Suppose $(X,\mathcal{B}, \mu, T)$ and $(X,\mathcal{B}, \nu, T)$ are both ergodic ppt. I'm a bit confused how the B Ergodic Theroem works since the LHS of the equation doesn't involve $\mu$ or $\nu$, except that $f\in L^1(\mu)$ or $L^1(\nu)$. It seems that given any $E\in \mathcal{B}$ if $f=1_E$ then $f \in L^1(\mu)\cap L^1(\nu)$ so $$\frac{1}{n}\sum_{k=0}^{n-1} f\circ T^k \to \nu(E) \text{ and } \mu(E)$$
Therefore, all ergodic measures on $(X,\mathcal{B}, T)$ are equal..... This is obviously false, but I can't spot the fallacy.
The convergence is for almost all points with respect to some measure.
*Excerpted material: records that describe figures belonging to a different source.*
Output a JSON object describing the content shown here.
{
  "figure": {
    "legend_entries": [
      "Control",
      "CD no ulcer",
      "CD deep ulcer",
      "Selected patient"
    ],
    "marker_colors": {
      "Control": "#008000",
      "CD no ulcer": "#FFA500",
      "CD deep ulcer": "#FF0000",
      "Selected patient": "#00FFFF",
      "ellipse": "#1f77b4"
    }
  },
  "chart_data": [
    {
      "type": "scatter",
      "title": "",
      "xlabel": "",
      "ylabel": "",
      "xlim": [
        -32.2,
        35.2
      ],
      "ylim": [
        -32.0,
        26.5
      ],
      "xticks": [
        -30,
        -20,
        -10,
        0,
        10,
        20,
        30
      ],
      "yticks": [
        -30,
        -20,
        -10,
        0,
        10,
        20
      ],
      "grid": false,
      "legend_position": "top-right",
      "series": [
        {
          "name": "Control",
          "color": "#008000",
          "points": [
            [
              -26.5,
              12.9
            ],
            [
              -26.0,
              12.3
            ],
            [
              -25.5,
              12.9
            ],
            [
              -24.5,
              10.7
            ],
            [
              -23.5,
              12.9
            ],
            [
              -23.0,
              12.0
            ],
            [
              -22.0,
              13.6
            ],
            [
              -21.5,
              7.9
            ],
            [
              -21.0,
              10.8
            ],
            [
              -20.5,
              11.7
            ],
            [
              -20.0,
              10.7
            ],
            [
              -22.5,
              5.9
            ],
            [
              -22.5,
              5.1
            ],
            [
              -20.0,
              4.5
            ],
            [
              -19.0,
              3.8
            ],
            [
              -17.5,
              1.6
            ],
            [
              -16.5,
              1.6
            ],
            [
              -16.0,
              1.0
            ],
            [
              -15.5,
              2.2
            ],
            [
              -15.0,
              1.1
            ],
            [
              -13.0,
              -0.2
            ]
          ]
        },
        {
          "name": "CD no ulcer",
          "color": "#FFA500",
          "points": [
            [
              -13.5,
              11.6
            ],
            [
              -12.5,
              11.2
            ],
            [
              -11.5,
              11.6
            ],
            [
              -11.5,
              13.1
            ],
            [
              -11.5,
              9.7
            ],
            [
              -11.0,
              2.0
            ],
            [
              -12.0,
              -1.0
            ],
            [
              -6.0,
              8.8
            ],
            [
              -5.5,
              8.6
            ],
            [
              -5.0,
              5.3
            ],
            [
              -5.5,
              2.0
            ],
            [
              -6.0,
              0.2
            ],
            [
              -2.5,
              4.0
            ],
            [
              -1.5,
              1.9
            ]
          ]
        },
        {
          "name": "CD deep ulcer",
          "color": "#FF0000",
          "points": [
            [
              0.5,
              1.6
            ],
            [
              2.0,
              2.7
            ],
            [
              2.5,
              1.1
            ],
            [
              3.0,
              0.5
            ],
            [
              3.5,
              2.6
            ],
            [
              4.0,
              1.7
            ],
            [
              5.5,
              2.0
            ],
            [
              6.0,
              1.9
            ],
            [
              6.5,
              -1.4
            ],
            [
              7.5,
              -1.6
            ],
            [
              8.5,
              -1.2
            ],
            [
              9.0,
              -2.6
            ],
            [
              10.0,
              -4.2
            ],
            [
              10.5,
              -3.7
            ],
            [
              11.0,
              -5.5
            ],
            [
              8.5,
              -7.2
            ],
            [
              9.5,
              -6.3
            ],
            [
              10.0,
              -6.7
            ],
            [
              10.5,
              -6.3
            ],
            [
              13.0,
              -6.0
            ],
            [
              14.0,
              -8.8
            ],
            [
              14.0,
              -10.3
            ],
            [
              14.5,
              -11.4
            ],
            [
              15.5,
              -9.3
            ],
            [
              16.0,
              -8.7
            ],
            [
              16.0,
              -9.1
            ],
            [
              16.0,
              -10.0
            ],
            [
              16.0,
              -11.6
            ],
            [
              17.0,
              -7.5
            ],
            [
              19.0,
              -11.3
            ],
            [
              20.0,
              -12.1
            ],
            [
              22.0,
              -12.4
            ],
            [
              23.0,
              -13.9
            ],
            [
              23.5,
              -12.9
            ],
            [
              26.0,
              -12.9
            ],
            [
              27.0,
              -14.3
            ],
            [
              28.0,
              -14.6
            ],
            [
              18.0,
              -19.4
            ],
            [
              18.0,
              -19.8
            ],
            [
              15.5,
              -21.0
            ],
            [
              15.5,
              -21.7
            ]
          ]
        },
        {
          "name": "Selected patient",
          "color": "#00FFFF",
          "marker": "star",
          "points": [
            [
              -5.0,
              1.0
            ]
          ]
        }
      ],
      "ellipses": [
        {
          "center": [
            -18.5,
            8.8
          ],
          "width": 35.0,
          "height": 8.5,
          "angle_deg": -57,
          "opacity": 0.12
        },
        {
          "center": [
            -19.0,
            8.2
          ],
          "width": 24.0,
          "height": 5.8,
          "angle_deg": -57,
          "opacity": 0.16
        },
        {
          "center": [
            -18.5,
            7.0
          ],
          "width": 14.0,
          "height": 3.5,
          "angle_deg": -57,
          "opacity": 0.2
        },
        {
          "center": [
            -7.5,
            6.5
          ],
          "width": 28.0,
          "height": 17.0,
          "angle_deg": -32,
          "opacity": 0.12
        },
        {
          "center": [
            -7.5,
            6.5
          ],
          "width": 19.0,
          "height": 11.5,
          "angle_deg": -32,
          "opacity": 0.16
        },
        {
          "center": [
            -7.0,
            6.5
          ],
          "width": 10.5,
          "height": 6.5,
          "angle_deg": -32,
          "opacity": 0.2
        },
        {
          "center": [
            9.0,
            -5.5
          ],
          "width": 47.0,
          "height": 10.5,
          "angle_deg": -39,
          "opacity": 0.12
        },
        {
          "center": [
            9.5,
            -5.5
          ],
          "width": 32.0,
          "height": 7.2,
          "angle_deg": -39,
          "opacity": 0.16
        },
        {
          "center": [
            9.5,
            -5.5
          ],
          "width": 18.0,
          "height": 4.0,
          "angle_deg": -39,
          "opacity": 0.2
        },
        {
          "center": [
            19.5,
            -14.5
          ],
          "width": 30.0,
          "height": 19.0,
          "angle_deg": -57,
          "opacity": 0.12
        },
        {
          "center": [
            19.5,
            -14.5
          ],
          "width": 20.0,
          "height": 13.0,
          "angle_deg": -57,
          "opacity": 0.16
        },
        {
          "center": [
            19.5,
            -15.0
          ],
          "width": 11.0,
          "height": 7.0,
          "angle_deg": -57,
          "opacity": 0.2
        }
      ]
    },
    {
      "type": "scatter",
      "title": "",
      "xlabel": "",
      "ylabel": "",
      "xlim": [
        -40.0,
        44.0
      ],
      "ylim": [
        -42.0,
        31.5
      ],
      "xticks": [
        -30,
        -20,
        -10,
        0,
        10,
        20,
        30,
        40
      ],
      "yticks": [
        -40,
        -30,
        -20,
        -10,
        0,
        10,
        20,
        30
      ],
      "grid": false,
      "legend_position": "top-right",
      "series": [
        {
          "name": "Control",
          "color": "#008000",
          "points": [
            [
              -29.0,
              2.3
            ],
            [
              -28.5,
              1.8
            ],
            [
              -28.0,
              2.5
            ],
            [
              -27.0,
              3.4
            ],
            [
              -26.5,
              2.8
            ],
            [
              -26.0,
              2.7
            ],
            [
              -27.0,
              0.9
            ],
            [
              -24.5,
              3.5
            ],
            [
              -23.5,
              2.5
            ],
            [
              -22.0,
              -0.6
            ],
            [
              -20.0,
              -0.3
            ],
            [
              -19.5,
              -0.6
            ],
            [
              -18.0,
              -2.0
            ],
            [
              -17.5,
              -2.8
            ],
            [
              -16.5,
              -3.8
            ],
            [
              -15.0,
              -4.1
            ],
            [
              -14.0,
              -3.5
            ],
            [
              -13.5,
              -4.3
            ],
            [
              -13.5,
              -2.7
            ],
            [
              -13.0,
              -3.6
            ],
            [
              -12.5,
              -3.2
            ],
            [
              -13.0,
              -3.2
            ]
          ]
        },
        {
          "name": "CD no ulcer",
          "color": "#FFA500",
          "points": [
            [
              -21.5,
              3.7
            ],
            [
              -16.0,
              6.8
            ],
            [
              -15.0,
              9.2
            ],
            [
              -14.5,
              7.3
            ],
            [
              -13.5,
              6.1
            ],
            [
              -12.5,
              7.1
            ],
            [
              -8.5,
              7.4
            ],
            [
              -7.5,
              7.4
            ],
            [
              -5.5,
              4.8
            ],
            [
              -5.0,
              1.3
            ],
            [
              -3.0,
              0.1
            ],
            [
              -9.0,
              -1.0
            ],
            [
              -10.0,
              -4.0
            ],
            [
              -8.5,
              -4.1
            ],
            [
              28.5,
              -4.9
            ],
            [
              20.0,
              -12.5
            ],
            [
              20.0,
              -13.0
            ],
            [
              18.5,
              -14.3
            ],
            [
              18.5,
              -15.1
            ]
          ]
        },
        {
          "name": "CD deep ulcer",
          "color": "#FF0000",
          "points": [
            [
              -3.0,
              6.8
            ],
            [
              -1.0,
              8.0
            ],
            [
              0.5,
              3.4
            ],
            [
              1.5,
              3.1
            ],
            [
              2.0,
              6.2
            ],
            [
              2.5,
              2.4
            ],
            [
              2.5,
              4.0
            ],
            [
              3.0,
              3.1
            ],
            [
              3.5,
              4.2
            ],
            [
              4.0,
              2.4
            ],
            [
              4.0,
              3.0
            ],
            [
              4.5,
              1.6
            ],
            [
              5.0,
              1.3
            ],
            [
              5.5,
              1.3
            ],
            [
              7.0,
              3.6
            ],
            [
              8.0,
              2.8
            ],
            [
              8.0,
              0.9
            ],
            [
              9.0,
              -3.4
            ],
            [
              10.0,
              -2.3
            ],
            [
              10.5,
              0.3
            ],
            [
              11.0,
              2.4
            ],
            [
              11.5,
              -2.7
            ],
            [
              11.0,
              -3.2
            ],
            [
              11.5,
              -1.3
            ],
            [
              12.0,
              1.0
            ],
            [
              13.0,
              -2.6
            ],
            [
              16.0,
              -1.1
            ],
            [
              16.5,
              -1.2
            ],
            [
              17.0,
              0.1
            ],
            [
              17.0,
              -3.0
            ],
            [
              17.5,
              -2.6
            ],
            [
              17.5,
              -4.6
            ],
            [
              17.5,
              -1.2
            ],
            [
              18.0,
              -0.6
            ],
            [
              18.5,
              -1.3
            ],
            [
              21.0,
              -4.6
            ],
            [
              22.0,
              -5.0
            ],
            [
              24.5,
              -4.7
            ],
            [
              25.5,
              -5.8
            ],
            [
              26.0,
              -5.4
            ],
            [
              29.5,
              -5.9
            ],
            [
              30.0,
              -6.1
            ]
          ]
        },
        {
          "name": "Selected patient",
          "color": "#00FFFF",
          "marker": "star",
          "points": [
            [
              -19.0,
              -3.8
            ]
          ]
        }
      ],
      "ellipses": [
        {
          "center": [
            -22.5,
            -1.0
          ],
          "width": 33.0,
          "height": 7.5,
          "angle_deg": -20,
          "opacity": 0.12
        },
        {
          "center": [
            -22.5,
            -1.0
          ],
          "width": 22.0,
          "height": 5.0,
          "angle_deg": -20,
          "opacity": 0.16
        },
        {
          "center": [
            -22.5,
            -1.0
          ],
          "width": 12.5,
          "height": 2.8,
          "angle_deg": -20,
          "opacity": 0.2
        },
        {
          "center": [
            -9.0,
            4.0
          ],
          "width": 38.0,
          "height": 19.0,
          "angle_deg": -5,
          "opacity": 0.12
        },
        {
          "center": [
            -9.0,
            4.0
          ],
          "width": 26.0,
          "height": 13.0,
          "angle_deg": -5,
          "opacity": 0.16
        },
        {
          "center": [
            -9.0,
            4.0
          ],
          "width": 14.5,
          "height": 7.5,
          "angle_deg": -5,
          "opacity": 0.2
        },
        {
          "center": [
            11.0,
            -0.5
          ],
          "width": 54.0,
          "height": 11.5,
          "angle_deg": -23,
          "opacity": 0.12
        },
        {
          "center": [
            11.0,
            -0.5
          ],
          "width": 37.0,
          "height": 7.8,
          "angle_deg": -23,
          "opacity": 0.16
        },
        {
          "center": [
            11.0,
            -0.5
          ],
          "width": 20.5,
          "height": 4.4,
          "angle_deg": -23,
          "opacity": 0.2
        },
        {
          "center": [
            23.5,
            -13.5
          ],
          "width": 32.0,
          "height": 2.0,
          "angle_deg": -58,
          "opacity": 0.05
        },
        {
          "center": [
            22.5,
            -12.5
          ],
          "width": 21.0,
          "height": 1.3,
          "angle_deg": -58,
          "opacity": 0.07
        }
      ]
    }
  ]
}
In particular, $$ \frac{1}{n}\sum_{k=0}^{n-1} f\circ T^k \to \nu(E) $$ $\nu$-almost everywhere, while $$ \frac{1}{n}\sum_{k=0}^{n-1} f\circ T^k \to \mu(E) $$ $\mu$-almost everywhere. For example, if the two measures are singular, no information about $\mu$ is given by the first limit and no information about $\nu$ is given by the second limit.